Holzhey Organ Rot an der Rot
Musik von J. S. Bach, François Couperin, Anonymus (Pistoia), Padre Davide da Bergamo, Louis-James Lefébure-Wély und Josef Gabriel Rheinberger
4 von 5 Pfeifen
Der Interpret, mit seiner Hausorgel hörbar bestens vertraut und durch sein Studien bei Ton Koopman ausgewiesener Fachmann für Alte Musik, präsentiert hier ein instruktives Programm, das die Vorzüge und unterschiedlichen klanglichen Facetten des Instruments in ihrer ganzen Vielfalt zur Geltung bringt.
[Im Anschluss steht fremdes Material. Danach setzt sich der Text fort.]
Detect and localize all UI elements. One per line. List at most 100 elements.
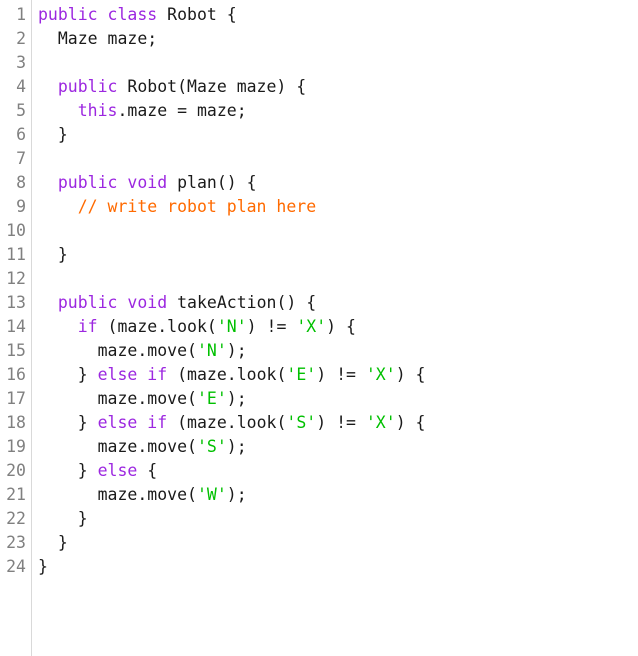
code-line[interactable]: [38, 51, 638, 75]
token-string: 'S': [196, 437, 227, 456]
token-plain: Robot(Maze maze) {: [117, 77, 307, 96]
code-line[interactable]: } else if (maze.look('S') != 'X') {: [38, 411, 638, 435]
code-line[interactable]: Maze maze;: [38, 27, 638, 51]
token-plain: }: [38, 509, 88, 528]
code-line[interactable]: public Robot(Maze maze) {: [38, 75, 638, 99]
token-string: 'X': [365, 365, 396, 384]
token-plain: Robot {: [157, 5, 237, 24]
code-editor[interactable]: 1 2 3 4 5 6 7 8 9 10 11 12 13 14 15 16 17 18 19 20 21 22 23 24 …: [0, 0, 638, 656]
line-number: 5: [16, 101, 26, 120]
code-line[interactable]: maze.move('E');: [38, 387, 638, 411]
token-string: 'W': [196, 485, 227, 504]
code-line[interactable]: }: [38, 507, 638, 531]
token-string: 'X': [365, 413, 396, 432]
line-number: 9: [16, 197, 26, 216]
line-number: 19: [6, 437, 26, 456]
code-line[interactable]: [38, 267, 638, 291]
code-line[interactable]: [38, 147, 638, 171]
code-line[interactable]: [38, 219, 638, 243]
code-line[interactable]: }: [38, 123, 638, 147]
token-plain: }: [38, 461, 98, 480]
code-line[interactable]: public void plan() {: [38, 171, 638, 195]
token-plain: }: [38, 413, 98, 432]
token-plain: maze.move(: [38, 341, 197, 360]
token-plain: takeAction() {: [167, 293, 317, 312]
token-plain: );: [226, 437, 247, 456]
line-number: 3: [16, 53, 26, 72]
token-plain: (maze.look(: [167, 413, 287, 432]
code-line[interactable]: maze.move('N');: [38, 339, 638, 363]
code-line[interactable]: maze.move('W');: [38, 483, 638, 507]
line-number: 4: [16, 77, 26, 96]
token-keyword: void: [127, 293, 168, 312]
token-keyword: public: [57, 77, 118, 96]
token-plain: }: [38, 533, 68, 552]
line-number: 7: [16, 149, 26, 168]
token-plain: ) !=: [316, 413, 366, 432]
token-plain: maze.move(: [38, 389, 197, 408]
code-line[interactable]: public class Robot {: [38, 3, 638, 27]
token-plain: );: [226, 341, 247, 360]
line-number: 18: [6, 413, 26, 432]
line-number-gutter: 1 2 3 4 5 6 7 8 9 10 11 12 13 14 15 16 17 18 19 20 21 22 23 24: [0, 0, 26, 579]
token-plain: ) !=: [246, 317, 297, 336]
token-plain: (maze.look(: [167, 365, 287, 384]
code-content-area[interactable]: public class Robot { Maze maze; public R…: [32, 0, 638, 579]
line-number: 1: [16, 5, 26, 24]
token-string: 'N': [196, 341, 227, 360]
line-number: 13: [6, 293, 26, 312]
token-plain: Maze maze;: [38, 29, 158, 48]
code-line[interactable]: this.maze = maze;: [38, 99, 638, 123]
code-line[interactable]: public void takeAction() {: [38, 291, 638, 315]
token-plain: }: [38, 557, 48, 576]
token-keyword: else: [97, 365, 138, 384]
token-keyword: if: [77, 317, 98, 336]
code-line[interactable]: }: [38, 531, 638, 555]
line-number: 10: [6, 221, 26, 240]
line-number: 8: [16, 173, 26, 192]
code-line[interactable]: // write robot plan here: [38, 195, 638, 219]
code-line[interactable]: maze.move('S');: [38, 435, 638, 459]
line-number: 12: [6, 269, 26, 288]
token-keyword: else: [97, 413, 138, 432]
code-line[interactable]: if (maze.look('N') != 'X') {: [38, 315, 638, 339]
token-plain: ) !=: [316, 365, 366, 384]
token-string: 'N': [216, 317, 247, 336]
code-line[interactable]: }: [38, 555, 638, 579]
line-number: 11: [6, 245, 26, 264]
line-number: 6: [16, 125, 26, 144]
token-string: 'E': [286, 365, 317, 384]
token-comment: // write robot plan here: [77, 197, 317, 216]
code-line[interactable]: } else {: [38, 459, 638, 483]
token-plain: );: [226, 389, 247, 408]
token-plain: (maze.look(: [97, 317, 217, 336]
line-number: 22: [6, 509, 26, 528]
token-plain: {: [137, 461, 158, 480]
token-plain: maze.move(: [38, 437, 197, 456]
line-number: 16: [6, 365, 26, 384]
line-number: 2: [16, 29, 26, 48]
token-plain: ) {: [395, 413, 426, 432]
token-keyword: public: [38, 5, 98, 24]
token-keyword: if: [147, 365, 168, 384]
token-keyword: public: [57, 173, 118, 192]
token-plain: maze.move(: [38, 485, 197, 504]
token-string: 'E': [196, 389, 227, 408]
token-plain: );: [226, 485, 247, 504]
line-number: 15: [6, 341, 26, 360]
token-plain: ) {: [395, 365, 426, 384]
token-keyword: if: [147, 413, 168, 432]
line-number: 21: [6, 485, 26, 504]
code-line[interactable]: }: [38, 243, 638, 267]
code-line[interactable]: } else if (maze.look('E') != 'X') {: [38, 363, 638, 387]
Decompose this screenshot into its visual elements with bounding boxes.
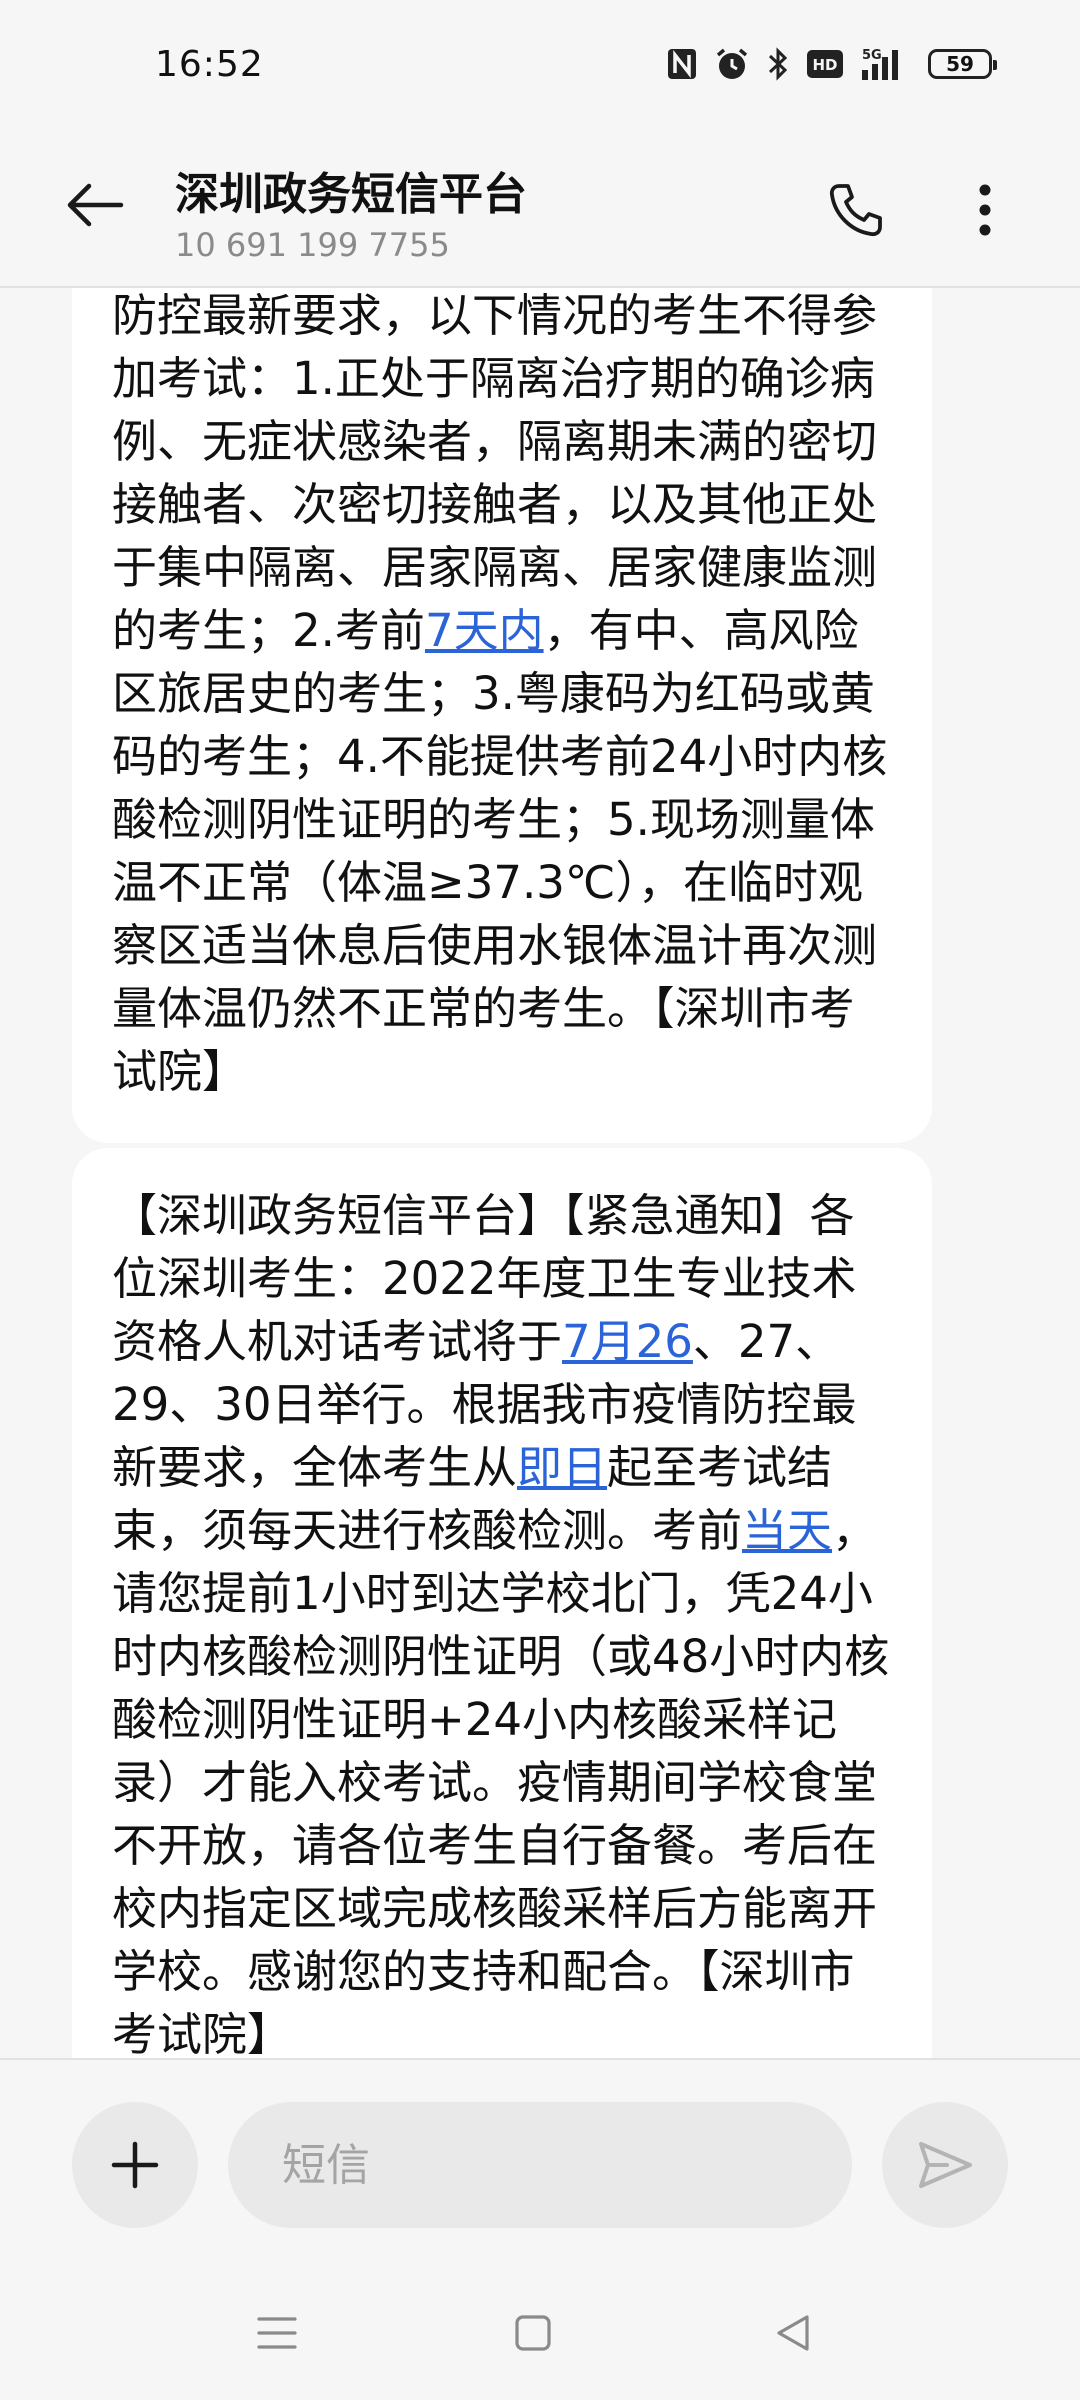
message-link[interactable]: 7天内 <box>425 604 544 657</box>
message-text: ，请您提前1小时到达学校北门，凭24小时内核酸检测阴性证明（或48小时内核酸检测… <box>112 1504 890 2058</box>
bluetooth-icon <box>766 46 790 82</box>
contact-name: 深圳政务短信平台 <box>175 169 527 220</box>
messaging-app: 16:52 HD 5G 59 深圳政务短信平台 10 691 199 7755 … <box>0 0 1080 2400</box>
message-list[interactable]: 防控最新要求，以下情况的考生不得参加考试：1.正处于隔离治疗期的确诊病例、无症状… <box>0 288 1080 2058</box>
conversation-header: 深圳政务短信平台 10 691 199 7755 <box>0 120 1080 288</box>
battery-icon: 59 <box>928 46 997 82</box>
contact-number: 10 691 199 7755 <box>175 226 450 264</box>
battery-level: 59 <box>928 49 997 79</box>
home-square-icon <box>515 2315 551 2351</box>
system-back-button[interactable] <box>758 2298 828 2368</box>
plus-icon <box>111 2141 159 2189</box>
recents-button[interactable] <box>242 2298 312 2368</box>
system-nav-bar <box>0 2258 1080 2400</box>
composer-bar <box>0 2058 1080 2258</box>
back-triangle-icon <box>777 2315 809 2351</box>
status-icons: HD 5G 59 <box>666 44 997 84</box>
status-time: 16:52 <box>155 44 264 85</box>
message-bubble[interactable]: 防控最新要求，以下情况的考生不得参加考试：1.正处于隔离治疗期的确诊病例、无症状… <box>72 288 932 1143</box>
back-button[interactable] <box>60 170 130 240</box>
send-button[interactable] <box>882 2102 1008 2228</box>
hd-icon: HD <box>806 46 844 82</box>
hd-label: HD <box>812 56 837 74</box>
status-bar: 16:52 HD 5G 59 <box>0 0 1080 120</box>
signal-5g-icon: 5G <box>860 46 912 82</box>
message-link[interactable]: 当天 <box>742 1504 832 1557</box>
attach-button[interactable] <box>72 2102 198 2228</box>
menu-icon <box>257 2317 297 2349</box>
message-text: 防控最新要求，以下情况的考生不得参加考试：1.正处于隔离治疗期的确诊病例、无症状… <box>112 289 878 657</box>
more-vertical-icon <box>979 184 991 236</box>
sms-input[interactable] <box>228 2102 852 2228</box>
nfc-icon <box>666 46 698 82</box>
network-label: 5G <box>862 48 882 63</box>
message-link[interactable]: 7月26 <box>562 1315 693 1368</box>
home-button[interactable] <box>498 2298 568 2368</box>
more-options-button[interactable] <box>950 175 1020 245</box>
call-button[interactable] <box>820 175 890 245</box>
send-icon <box>919 2142 972 2188</box>
alarm-icon <box>714 46 750 82</box>
message-link[interactable]: 即日 <box>517 1441 607 1494</box>
back-arrow-icon <box>67 183 124 227</box>
phone-icon <box>829 184 882 237</box>
message-text: ，有中、高风险区旅居史的考生；3.粤康码为红码或黄码的考生；4.不能提供考前24… <box>112 604 888 1098</box>
message-bubble[interactable]: 【深圳政务短信平台】【紧急通知】各位深圳考生：2022年度卫生专业技术资格人机对… <box>72 1148 932 2058</box>
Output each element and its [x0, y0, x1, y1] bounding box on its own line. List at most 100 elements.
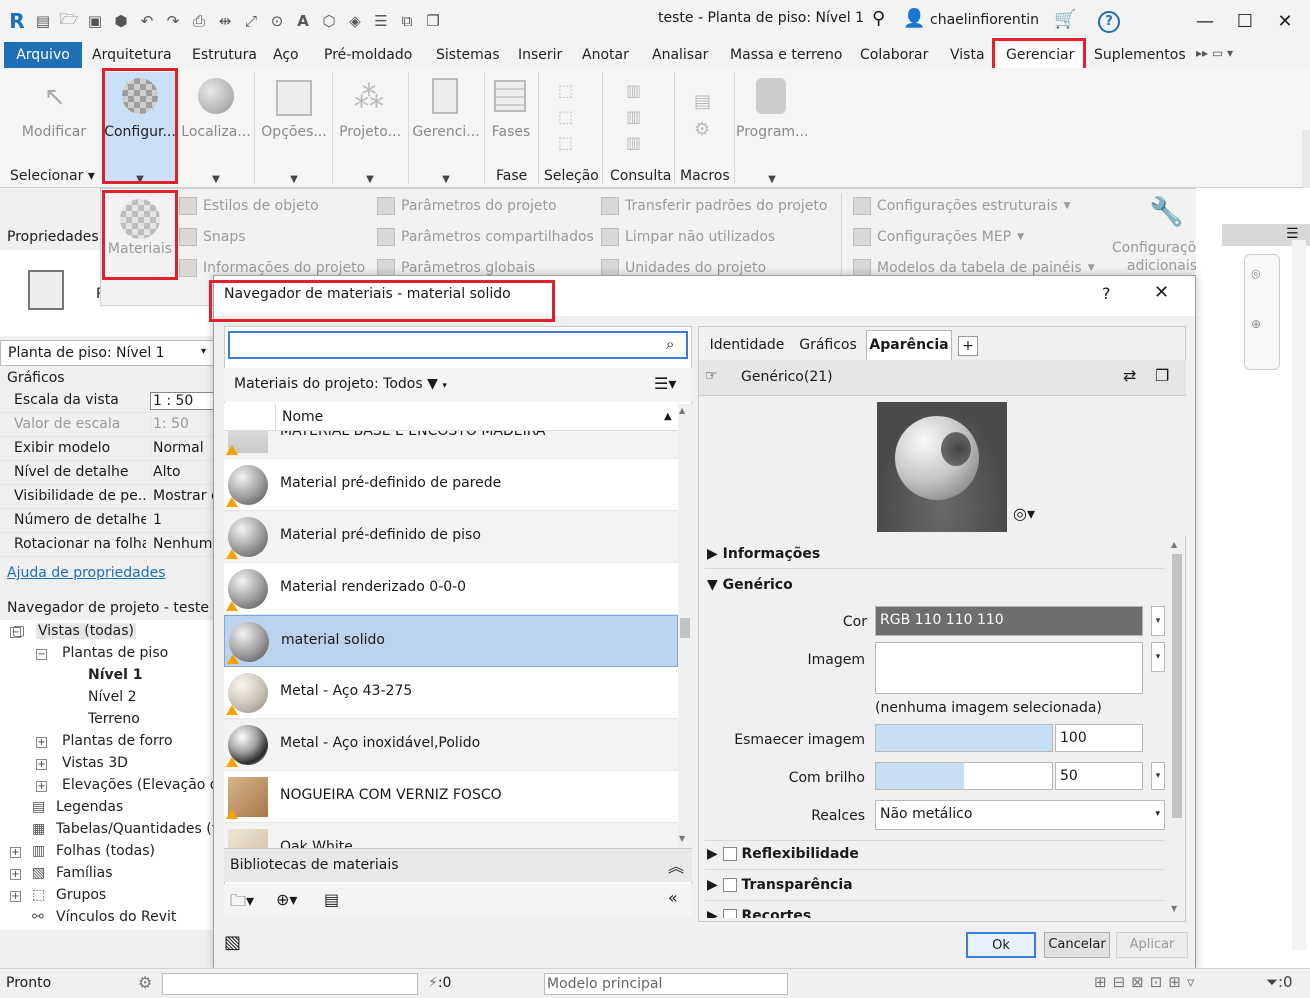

Gleich am Beginn der CD interpretiert Raml auf dem vorzüglich restaurierten Instrument (bei historischen Orgelaufnahmen leider nicht die Regel) Bachs Pièce dOrgue in G mit jugendlicher Verve und leuchtenden Farben in wunderbar luziden Registrierungen. Durch die für süddeutsche Orgeln typischen Klänge wie etwa der hauchig-gläserne Ton gewisser 8-Labiale oder auch die flötenuhrartige Herangehensweise Ramls an den zweiten Satz kann man der folgenden Pastorella ungewohnte klangfarbliche Facetten abgewinnen.
Wohl wegen des für eine süddeutsche Orgel relativ hohen Dispositionsanteils von Zungenstimmen schließen sich Stücke aus François Couperins Orgelmessen an, u. a. das wohlbekannte Offertoire sur les Grands Jeux aus der Messe Solemnelle à lusage des Paroisses (in diesem Punkt irrt der Booklettext, der das Stück mit dem Pendant aus der vergleichsweise schlichter gestalteten Kloster-Messe des Komponisten verwechselt), dessen ersten Teil Raml mit bemerkenswerter égalité wiedergibt. Manch französischer Zungen-Liebhaber mag vielleicht an den etwas geraderen und weichen deutschen Zungenstimmen Anstoß nehmen.
Dafür klingt die Holzhey-Orgel in Rot bei den sich anschließenden anonymen italienischen Versetten ohne Abstriche einfach fantastisch, ebenso bei dem opernhaft beeinflussten Offertorium von Padre Davide da Bergamo. Hierauf unmittelbar zwei Werke von Léfebure-Wély folgen zu lassen, ist keine schlechte Idee, auch hier bietet der frische Holzhey-Klang eine akzeptable Alternative zu Cavaillé-Coll.
Auch die abschließende Sonate Nr. 4 a-Moll von Rheinberger über den tonus peregrinus, ein Stück ernsten Charakters, wird von Raml souverän gestaltet. Es ist erstaunlich, dass die etwa zur Zeit der Wiener Klassik entstandene Orgel (natürlich mit hörbarer Verwurzelung in barocker Tradition) der romantischen Faktur des Stücks entspricht. Lediglich im ersten Satz macht sich, auch wegen der mixturlastigen Registrierung, an manchen Stellen die für eine historische Temperierung moderate Vallotti-Stimmung bemerkbar. Dafür wartet der zweite Satz mit aparten Grundstimmen auf, und die abschließende Fuge bringt das Plenum des großartigen Instrumentes nochmals vollauf zur Geltung.